Defendant was therefore entitled to judgment in its favor on Count II.
Because plaintiff did not prevail on its tort claim, the punitive damage award must necessarily fail, insofar as it rested on Count II. Insofar as the award may have been based in part on the recovery for breach of contract, under Count I, we agree with what the district judge said on this subject ( 583 F. Supp. 566-67) and we also conclude that the bar to punitive damages in the contract action has been strengthened by a recent decision of the Arkansas Supreme Court. L.L. Cole Son, Inc. v. Hickman, 282 Ark. 6, 665 S.W.2d 278 (1984). That decision reaffirms a sharp distinction between damage exposure for torts and on breach of contract claims.

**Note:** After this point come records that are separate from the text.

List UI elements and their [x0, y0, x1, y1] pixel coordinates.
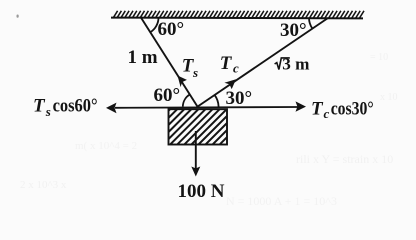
- angle arc 60 deg at junction: [183, 94, 190, 106]
- angle arc 30 deg at ceiling: [309, 18, 313, 29]
- svg-text:N = 1000 A + 1 = 10^3: N = 1000 A + 1 = 10^3: [226, 194, 337, 208]
- block (hatched weight): [169, 109, 228, 144]
- svg-text:= 10: = 10: [370, 52, 388, 63]
- label Ts: [182, 56, 198, 81]
- ceiling hatching: [113, 11, 364, 18]
- label 60 deg at ceiling: [158, 19, 185, 40]
- svg-text:30°: 30°: [280, 20, 307, 41]
- svg-text:60°: 60°: [158, 19, 185, 40]
- svg-text:T: T: [311, 98, 324, 119]
- horizontal force line: [115, 106, 298, 109]
- label Tc cos30: [311, 98, 374, 121]
- label 100 N: [178, 181, 225, 202]
- svg-text:T: T: [220, 53, 233, 74]
- svg-text:c: c: [324, 106, 330, 121]
- svg-text:s: s: [192, 65, 198, 80]
- label 30 deg at junction: [226, 88, 253, 109]
- svg-text:c: c: [233, 60, 239, 75]
- svg-text:3 m: 3 m: [282, 55, 310, 74]
- string C (right, sqrt3 m): [198, 18, 329, 107]
- svg-text:cos60°: cos60°: [53, 95, 98, 116]
- string S (left, 1 m): [141, 18, 198, 107]
- svg-text:cos30°: cos30°: [331, 99, 374, 120]
- svg-text:s: s: [45, 104, 51, 119]
- faint bleed-through text artifacts: [20, 52, 398, 208]
- label 30 deg at ceiling: [280, 20, 307, 41]
- angle arc 60 deg at ceiling: [150, 18, 158, 32]
- label sqrt3 m: [275, 55, 310, 74]
- arrowhead Tc cos30 (right): [296, 101, 307, 111]
- angle arc 30 deg at junction: [215, 95, 219, 107]
- label Ts cos60: [33, 95, 98, 118]
- svg-text:100 N: 100 N: [178, 181, 225, 202]
- svg-text:T: T: [33, 95, 46, 116]
- page speck artifact: [17, 15, 138, 153]
- label 60 deg at junction: [154, 85, 181, 106]
- svg-text:rili x Y = strain x 10: rili x Y = strain x 10: [296, 152, 393, 166]
- svg-text:m( x 10^4 = 2: m( x 10^4 = 2: [75, 140, 137, 152]
- label Tc: [220, 53, 239, 75]
- svg-text:30°: 30°: [226, 88, 253, 109]
- svg-text:2 x 10^3 x: 2 x 10^3 x: [20, 179, 67, 191]
- svg-text:x 10: x 10: [380, 92, 398, 103]
- arrowhead Ts cos60 (left): [106, 103, 117, 114]
- svg-text:1 m: 1 m: [128, 47, 158, 68]
- label 1 m: [128, 47, 158, 68]
- weight arrow 100 N: [191, 131, 200, 177]
- ceiling line: [111, 17, 363, 20]
- svg-text:60°: 60°: [154, 85, 181, 106]
- tension arrowhead Tc on right string: [224, 79, 236, 89]
- tension arrowhead Ts on left string: [178, 76, 187, 88]
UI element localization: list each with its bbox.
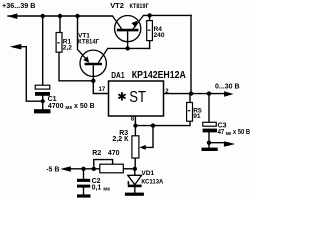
svg-text:0,1 мк: 0,1 мк [92,185,111,193]
wire -5V line [70,168,100,170]
svg-text:0...30 В: 0...30 В [215,83,240,90]
wire R4 top lead [149,15,151,20]
wire common output stub [209,142,224,144]
wire output line pin2 [164,93,225,95]
svg-text:+36...39 В: +36...39 В [2,1,36,10]
wire R4 bottom lead [149,41,151,49]
wire top rail [8,15,112,17]
svg-text:КР142ЕН12А: КР142ЕН12А [132,69,186,81]
node input plus junction dots [41,13,212,171]
node 0...30 V output arrow [224,91,234,96]
wire C2 top lead [83,169,85,179]
wire VD1 bottom lead [134,187,136,192]
wire R1 drop [59,16,61,33]
svg-text:VT2: VT2 [110,1,124,10]
resistor R1 [56,33,72,53]
svg-text:-5 В: -5 В [46,167,59,174]
node -5 V arrow [60,166,71,172]
wire R3 top lead [134,126,136,136]
ground (C1) [34,109,51,113]
svg-text:КТ814Г: КТ814Г [78,38,99,45]
wire input common: arrow to C1 bottom [18,47,43,101]
node common output arrow [224,141,235,146]
capacitor C1 [35,85,95,111]
wire chip bottom pin [134,116,136,126]
wire input C1 drop [42,16,44,85]
svg-text:✱: ✱ [117,92,127,104]
resistor R2 [92,150,123,173]
node input common arrow [10,44,22,50]
capacitor C3 [203,122,251,136]
wire C3 bottom lead [208,132,210,147]
wire R3 wiper [145,126,154,148]
wire VT1 collector to VT2 base rail [108,47,150,49]
wire right drop to output line [190,15,192,93]
svg-text:91: 91 [193,113,201,120]
resistor R4 [147,21,165,41]
transistor VT1 [78,32,108,80]
wire R3 bottom lead [134,158,136,169]
svg-text:4700 мк x 50 В: 4700 мк x 50 В [48,103,95,111]
svg-text:470: 470 [108,150,120,157]
svg-text:2,2: 2,2 [63,45,72,52]
resistor R3 potentiometer [112,130,145,158]
wire VT2 emitter to right drop [144,14,192,16]
diode VD1 zener [128,170,164,187]
wire R1 bottom to VT1 base node [59,52,93,81]
node +36...39 V arrow [8,13,18,19]
svg-text:КТ819Г: КТ819Г [130,3,149,10]
svg-text:R2: R2 [92,150,101,157]
svg-text:2,2 К: 2,2 К [112,136,129,143]
svg-text:ST: ST [129,89,146,106]
op-amp U1 : voltage regulator DA1 box [99,69,187,123]
resistor R5 [187,103,202,122]
svg-text:C1: C1 [48,96,57,103]
wire R5 top lead [189,94,191,103]
svg-text:17: 17 [99,87,106,93]
wire C1 bottom lead [42,96,44,109]
wire R2 right lead [123,168,135,170]
svg-text:VD1: VD1 [141,170,154,177]
ground (VD1) [125,193,144,196]
capacitor C2 [77,178,110,192]
wire R5 bottom to ADJ line [135,121,190,125]
wire VT1 emitter drop [77,16,79,49]
svg-text:240: 240 [154,32,165,39]
ground (C2) [77,194,91,197]
wire VD1 top lead [134,169,136,176]
wire R2 tap [94,160,113,169]
wire C3 top lead [208,94,210,123]
svg-text:КС113А: КС113А [141,178,163,185]
wire C2 bottom lead [83,188,85,195]
svg-text:47 мк x 50 В: 47 мк x 50 В [218,129,251,137]
svg-text:DA1: DA1 [111,71,125,80]
transistor VT2 [110,1,149,48]
ground (C3) [202,148,218,151]
wire VT1 base node to pin 17 [93,81,108,94]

Using a rationale attributed to Justice Holmes, the Supreme Court of Arkansas recognized "the option to breach a contract and pay damages if it is more efficient to do so." Id., 665 S.W.2d at 280. This theory logically results in a limitation of breach of contract damage exposure to losses contemplated by the contracting parties, and for which a defendant "at least tacitly agreed to assume responsibility." Morrow v. First National Bank of Hot Springs, 261 Ark. 568, 550 S.W.2d 429, 430 (1977). Exercise of the "option" of nonperformance does not in itself create exposure to punitive damages. L.L. Cole Son, Inc., 665 S.W.2d at 280. The Arkansas Supreme Court further ruled in L.L. Cole that tort claims must be separated from breach of contract claims, and that if punitive damages are sought, they are dependent on the success of the tort claims. 665 S.W.2d at 281.
As applied to the case at bar, L.L. Cole teaches that no punitive damages could be allowed under Count I, and their submissibility was dependent on liability under the bad faith claim asserted in Count II. Our ruling on Count II is therefore dispositive of the punitive damage claim.
Having reviewed all contentions of the parties, we conclude that, except for the interest modification noted above, the judgment of the district court should be and is hereby affirmed.